Statistical analysis
The Mann-Whitney U test was used to calculate the significance of differences between two samples. Statistical differences between miRNA expression levels in GC samples and non-neoplastic mucosa samples were evaluated using the Wilcoxon matched pair test. The correlation between expression levels of miR-145 and clinicopathological parameters was analyzed with Fisher’s exact test. A log-rank test and Kaplan-Meier plots were constructed for the miR-145 high and low groups, based on one third of the miR-145 expression level. Univariate and multivariate analyses of factors influencing survival were carried out using the Cox proportional hazards model. Parameters for multivariate analysis were selected by the stepwise method. A P-value of <0.05 was considered to indicate a statistically significant difference.
Results
Expression levels of miR-145 are greater in scirrhous type GC than in non-scirrhous type GC
Although miR-145 expression in GC has been discussed by several authors (25–28), there is no unified view of the altered expression of miR-145 in scirrhous type GC. To confirm miR-145 expression in GC tissue, we performed qRT-PCR in 20 frozen GC tissue samples. Scirrhous type GC cases showed significantly higher miR-145 expression, compared with non-scirrhous type GC cases (Fig. 1A).
It was reported that miR-145 expression is decreased in several tumor tissues relative to normal tissue (29–31). To assess miR-145 expression between tumor tissues and corresponding non-neoplastic tissues, we performed qRT-PCR of miR-145 using 28 FFPE GC tissue samples and corresponding normal gastric mucosa (Fig. 1B). Although miR-145 expression was significantly lower in non-scirrhous type GC tissues than in corresponding normal gastric mucosa, the expression levels in scirrhous type GC were sustained or higher than those in the corresponding normal gastric mucosa (Fig. 1B). These data suggest that miR-145 expression is downregulated in GCs but is sustained or increased in scirrhous type GC.

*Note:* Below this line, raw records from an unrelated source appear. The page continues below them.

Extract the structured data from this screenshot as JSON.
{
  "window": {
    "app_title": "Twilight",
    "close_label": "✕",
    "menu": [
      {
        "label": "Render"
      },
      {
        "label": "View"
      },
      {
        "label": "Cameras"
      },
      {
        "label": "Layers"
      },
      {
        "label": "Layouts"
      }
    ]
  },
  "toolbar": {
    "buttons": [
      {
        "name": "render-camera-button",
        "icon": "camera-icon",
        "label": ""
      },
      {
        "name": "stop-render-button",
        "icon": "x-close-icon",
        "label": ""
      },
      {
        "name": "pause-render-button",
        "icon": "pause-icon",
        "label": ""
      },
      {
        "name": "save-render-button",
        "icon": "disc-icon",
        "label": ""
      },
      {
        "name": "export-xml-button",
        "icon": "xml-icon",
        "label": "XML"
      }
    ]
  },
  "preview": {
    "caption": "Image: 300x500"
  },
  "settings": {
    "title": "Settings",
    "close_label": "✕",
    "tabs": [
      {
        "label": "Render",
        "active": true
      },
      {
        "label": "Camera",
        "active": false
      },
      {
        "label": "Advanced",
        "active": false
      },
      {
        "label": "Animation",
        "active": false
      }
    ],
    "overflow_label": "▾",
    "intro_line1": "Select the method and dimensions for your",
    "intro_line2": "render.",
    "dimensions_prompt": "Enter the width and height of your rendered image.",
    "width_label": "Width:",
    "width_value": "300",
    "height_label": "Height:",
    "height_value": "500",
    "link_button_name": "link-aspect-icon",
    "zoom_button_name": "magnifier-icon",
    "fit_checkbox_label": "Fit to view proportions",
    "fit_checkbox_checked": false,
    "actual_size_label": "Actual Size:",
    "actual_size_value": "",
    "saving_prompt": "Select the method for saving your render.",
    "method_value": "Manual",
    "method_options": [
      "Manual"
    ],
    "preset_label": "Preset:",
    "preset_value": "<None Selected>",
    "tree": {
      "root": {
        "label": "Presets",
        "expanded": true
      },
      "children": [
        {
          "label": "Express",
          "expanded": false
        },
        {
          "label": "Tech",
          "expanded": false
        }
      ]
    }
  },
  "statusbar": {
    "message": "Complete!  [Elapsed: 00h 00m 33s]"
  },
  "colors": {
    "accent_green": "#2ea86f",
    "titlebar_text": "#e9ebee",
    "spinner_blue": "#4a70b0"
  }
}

Association between miR-145 expression and clinicopathological characteristics
To evaluate the correlation between miR-145 expression and clinicopathological factors, miR-145 expression was examined in 71 FFPE GC tissue samples using qRT-PCR. In this sample set, miR-145 expression was also significantly higher in scirrhous type GC cases than in non-scirrhous type GC cases (P=0.0373; Fig. 2A). miR-145 expression was significantly associated with tumor stage (P=0.0156) and scirrhous type GC cases (P=0.0054; Table I).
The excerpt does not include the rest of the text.